Look at these examples:

Past simple

Yesterday I went to the cinema.

I was on holiday last week.

I was born in 1978.

She was here five minutes ago.

Present perfect

I have lived here for five years.

He has worked there since 2014.

I have worked a lot this week.

I haven’t had a holiday this year.

Past simple vs. present perfect

Have you ever been to the Isle of Arran (in your life/unfinished time)? Yes, I was there last year (finished time).

I live in Dundee. I have lived there since 2013 (still there/unfinished time). Before that I lived in Aberdeen (no longer there/finished time).

Have you seen John recently (unfinished time)? Yes, I saw him yesterday (finished time).

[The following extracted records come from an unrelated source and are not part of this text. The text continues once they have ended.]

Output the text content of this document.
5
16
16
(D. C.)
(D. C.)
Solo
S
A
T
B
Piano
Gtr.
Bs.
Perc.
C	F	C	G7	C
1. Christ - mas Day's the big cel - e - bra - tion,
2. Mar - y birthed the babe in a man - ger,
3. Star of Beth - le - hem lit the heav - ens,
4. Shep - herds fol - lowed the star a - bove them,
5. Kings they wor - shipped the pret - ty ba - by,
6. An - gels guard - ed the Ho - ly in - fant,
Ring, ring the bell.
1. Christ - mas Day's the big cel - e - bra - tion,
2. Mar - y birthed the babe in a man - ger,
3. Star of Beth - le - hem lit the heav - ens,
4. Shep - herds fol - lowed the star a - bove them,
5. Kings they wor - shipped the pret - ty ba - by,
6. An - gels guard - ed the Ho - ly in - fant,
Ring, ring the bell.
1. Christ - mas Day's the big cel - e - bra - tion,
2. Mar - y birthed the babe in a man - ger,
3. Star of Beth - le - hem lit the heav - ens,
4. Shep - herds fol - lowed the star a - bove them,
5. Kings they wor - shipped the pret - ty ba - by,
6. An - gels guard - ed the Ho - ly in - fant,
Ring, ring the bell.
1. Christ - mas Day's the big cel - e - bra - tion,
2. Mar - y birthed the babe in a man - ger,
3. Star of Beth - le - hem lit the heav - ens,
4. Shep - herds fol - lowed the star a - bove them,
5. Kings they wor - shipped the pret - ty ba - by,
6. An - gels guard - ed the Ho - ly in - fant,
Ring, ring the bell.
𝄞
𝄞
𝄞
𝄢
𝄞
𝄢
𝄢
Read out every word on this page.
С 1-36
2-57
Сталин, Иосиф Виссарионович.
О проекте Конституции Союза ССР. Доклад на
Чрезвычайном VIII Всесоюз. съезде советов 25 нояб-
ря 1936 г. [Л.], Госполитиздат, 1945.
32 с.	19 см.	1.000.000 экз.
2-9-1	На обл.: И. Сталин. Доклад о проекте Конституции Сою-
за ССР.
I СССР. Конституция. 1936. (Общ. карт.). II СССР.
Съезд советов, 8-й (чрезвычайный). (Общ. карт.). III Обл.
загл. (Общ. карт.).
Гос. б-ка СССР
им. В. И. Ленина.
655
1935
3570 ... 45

How long have you been waiting for the bus (still waiting now/unfinished time)? About an hour! But that’s nothing, my friend waited for an hour and a half yesterday (no longer waiting/finished time)!

Summary

Remember that the key is whether the period of time we are referring to is finished or unfinished. If an action took place five minutes ago it is very recent but we use the past simple because five minutes ago is finished time (e.g. I spoke to her five minutes ago). Likewise if an action began 20 years ago and continues today we use the present perfect because we are referring to an unfinished period of time that started twenty years ago (e.g. I have lived in Edinburgh since 1996).